【ハイキュー!!短編集】Step by Step!
第5章 不器用な恋【田中龍之介】
…ところが、だ。
本格的な練習が始まり、二手に分かれてチーム戦になった時、私の目は龍之介に釘付けになった。
試合開始のホイッスルが鳴った瞬間、見たことのない真剣な目つきに変わる。
身体をしならせて高くジャンプし、そこから繰り出される綺麗なフォームのスパイク。
あんなのまともに受けたら、私なんか簡単にふっ飛ばされそう…。
手がかかって鬱陶しい幼なじみにしか思ってなかったけど、バレーをしている龍之介は男らしくて頼もしくて、認めたくないけどちょっとカッコいい、なんて思ってしまう。
背中だって、いつもよりずっと大きく見えた。
あれ…なんだろう…。

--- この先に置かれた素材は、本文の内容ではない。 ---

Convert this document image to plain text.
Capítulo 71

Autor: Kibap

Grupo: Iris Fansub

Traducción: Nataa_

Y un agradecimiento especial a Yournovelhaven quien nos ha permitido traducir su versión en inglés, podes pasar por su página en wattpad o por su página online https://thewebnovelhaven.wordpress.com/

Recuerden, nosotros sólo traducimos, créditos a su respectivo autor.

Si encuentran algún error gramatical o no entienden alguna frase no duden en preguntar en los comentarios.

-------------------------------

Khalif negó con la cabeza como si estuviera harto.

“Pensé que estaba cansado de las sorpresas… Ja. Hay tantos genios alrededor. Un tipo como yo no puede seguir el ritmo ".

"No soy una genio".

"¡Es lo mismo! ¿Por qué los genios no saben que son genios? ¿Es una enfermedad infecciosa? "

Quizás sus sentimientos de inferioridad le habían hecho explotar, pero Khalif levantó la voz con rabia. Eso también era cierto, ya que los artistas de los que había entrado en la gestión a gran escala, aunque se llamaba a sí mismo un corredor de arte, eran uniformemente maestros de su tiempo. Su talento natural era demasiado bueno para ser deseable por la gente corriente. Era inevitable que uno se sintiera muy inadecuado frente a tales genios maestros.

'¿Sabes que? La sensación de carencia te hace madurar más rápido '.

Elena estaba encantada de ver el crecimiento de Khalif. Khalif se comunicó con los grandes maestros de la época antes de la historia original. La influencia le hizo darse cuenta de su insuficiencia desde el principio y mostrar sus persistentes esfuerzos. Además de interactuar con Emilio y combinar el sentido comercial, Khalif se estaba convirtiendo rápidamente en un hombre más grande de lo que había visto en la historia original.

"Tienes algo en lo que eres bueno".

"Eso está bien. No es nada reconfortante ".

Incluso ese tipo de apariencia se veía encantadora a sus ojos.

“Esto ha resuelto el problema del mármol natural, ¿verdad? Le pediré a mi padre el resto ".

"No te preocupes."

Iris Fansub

すごくドキドキする。
気付いた時には、私はその姿を目で追っていた。龍之介が得点を決めるたび、私も声を上げて喜んだ。
試合終了のホイッスルが鳴る。
勝ったのは龍之介のいるチーム。
「やったーーー!!」
私が立ち上がってガッツポーズをしているのに気付き、龍之介はこちらを見てニカッと笑った。拳を突き出して言い放つ。
「見たか!俺の華麗な超絶スパイク!!惚れただろ!」
「バーカ!惚れませんよーだ!」
そう言って舌を出してごまかしたけど、きっとこの時の私は、顔が真っ赤だったに違いない。
…すごく、すごく、とんでもなく悔しいことに、私はこの瞬間から龍之介のことが好きになってしまったのだ。